Theodore and Beck consistently sound like they're simply having a ball working this material out. Beck strums out a sunny bossa nova to walk with Theodore's bright and warm vocal in "Take a Little Time to Smile." His accompaniment in "Don't Smoke in Bed" seems played in no discernable rhythm; he simply follows the vocal in whatever time Theodore chooses to sing the perfect accompanist. Theodore snaps off "I Can't Believe That You're In Love With Me" like she's popping bubble gum, and she reshapes the melody and rhythm of "I Get Along Without You Very Well" like Ella Fitzgerald would, transforming Hoagy Carmichael's original into a lilting, soft blue haze. It seems entirely appropriate in retrospect that Beck's electric guitar haunts the first verses to introduce Theodore's voice and open "Johnny Guitar." No writer or speaker could craft a finer eulogy than Beck's own guitar voice.

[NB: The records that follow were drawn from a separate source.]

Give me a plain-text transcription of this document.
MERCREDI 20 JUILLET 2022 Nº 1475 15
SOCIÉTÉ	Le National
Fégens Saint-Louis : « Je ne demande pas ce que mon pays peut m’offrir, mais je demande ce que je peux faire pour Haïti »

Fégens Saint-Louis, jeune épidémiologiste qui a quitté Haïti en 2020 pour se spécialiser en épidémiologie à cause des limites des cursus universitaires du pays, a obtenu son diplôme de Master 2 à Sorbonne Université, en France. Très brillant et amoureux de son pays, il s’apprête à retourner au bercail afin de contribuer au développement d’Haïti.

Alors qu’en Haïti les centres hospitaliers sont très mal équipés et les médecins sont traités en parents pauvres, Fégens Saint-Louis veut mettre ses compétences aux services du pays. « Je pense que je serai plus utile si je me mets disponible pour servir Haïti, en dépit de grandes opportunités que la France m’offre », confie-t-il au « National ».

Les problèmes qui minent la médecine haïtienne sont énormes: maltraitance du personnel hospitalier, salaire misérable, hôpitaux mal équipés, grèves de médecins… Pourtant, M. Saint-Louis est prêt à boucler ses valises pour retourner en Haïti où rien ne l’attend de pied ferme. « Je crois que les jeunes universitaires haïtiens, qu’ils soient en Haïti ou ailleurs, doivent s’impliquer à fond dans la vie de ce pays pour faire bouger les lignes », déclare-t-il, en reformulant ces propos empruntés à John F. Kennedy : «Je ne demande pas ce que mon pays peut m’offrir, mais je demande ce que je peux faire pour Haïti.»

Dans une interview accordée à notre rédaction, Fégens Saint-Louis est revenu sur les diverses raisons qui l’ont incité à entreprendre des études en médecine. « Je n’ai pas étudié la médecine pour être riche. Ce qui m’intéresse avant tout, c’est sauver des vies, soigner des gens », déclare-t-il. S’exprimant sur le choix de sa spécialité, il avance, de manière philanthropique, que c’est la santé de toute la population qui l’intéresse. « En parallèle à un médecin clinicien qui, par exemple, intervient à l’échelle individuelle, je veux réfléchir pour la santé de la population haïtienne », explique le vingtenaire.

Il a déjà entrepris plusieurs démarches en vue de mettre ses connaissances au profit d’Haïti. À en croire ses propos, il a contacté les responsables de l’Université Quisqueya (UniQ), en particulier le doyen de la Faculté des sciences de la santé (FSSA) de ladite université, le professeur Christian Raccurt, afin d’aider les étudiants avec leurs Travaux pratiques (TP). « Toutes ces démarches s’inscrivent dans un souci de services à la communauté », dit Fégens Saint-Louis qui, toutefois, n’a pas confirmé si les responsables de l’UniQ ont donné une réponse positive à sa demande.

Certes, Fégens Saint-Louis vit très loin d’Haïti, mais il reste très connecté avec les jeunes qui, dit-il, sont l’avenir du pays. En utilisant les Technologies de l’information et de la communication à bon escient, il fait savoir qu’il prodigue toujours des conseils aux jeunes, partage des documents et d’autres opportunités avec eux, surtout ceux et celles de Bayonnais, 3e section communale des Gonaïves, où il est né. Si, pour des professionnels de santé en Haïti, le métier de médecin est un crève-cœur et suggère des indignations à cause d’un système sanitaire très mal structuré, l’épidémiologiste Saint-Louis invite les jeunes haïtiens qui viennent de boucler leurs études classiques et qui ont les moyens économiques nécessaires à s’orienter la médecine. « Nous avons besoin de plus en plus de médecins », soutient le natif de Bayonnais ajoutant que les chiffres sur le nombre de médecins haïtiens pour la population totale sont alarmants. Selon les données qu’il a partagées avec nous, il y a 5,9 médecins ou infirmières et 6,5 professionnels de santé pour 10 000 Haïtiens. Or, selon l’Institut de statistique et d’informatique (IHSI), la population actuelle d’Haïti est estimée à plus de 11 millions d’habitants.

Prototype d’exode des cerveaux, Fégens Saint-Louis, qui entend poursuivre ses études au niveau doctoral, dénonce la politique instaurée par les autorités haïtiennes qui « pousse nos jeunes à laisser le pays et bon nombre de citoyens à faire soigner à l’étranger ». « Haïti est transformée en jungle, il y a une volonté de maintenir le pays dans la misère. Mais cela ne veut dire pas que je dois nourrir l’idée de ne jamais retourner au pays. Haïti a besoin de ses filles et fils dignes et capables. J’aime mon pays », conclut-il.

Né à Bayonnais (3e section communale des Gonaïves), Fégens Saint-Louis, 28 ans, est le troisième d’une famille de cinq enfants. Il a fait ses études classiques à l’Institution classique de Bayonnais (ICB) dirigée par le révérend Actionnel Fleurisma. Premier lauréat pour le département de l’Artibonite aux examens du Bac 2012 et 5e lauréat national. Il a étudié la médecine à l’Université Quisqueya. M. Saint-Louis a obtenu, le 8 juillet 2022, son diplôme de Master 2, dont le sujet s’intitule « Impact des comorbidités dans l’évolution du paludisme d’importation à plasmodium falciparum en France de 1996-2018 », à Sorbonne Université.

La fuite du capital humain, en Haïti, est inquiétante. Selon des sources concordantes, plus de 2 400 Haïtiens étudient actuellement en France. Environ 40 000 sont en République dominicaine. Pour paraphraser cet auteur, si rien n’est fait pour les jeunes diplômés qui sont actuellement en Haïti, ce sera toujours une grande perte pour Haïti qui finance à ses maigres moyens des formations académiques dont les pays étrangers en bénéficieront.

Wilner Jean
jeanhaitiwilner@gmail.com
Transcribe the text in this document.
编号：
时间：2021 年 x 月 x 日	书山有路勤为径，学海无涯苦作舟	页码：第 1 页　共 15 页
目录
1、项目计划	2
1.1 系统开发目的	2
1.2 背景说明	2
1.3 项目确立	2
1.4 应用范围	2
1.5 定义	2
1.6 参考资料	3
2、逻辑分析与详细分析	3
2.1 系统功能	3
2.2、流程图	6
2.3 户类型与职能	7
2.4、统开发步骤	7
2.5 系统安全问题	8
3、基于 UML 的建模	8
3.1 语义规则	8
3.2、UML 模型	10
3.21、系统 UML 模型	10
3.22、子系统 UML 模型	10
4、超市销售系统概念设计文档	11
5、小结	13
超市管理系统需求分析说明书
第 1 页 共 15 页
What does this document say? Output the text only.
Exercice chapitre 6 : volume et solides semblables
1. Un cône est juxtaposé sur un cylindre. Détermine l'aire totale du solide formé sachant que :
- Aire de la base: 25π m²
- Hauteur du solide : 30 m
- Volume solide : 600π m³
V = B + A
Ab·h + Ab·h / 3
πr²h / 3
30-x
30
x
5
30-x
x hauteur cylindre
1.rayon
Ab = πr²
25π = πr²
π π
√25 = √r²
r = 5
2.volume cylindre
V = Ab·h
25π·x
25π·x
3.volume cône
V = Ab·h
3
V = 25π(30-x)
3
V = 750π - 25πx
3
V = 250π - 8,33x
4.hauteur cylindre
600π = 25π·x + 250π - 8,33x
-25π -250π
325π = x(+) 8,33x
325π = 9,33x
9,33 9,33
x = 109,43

Theodore and Beck may use different instruments, but they sing in one voice. The final line of the title track, a mysterious tale of romantic gypsy legend, presents your invitation to enjoy this offering: "Let this pair of golden earrings cast their spell tonight."~ Chris M. Slawecki http://www.allaboutjazz.com/golden-earrings-laura-theodore-whaling-city-sound-review-by-chris-m-slawecki.php

Personnel: Laura Theodore: vocals; Joe Beck: guitars.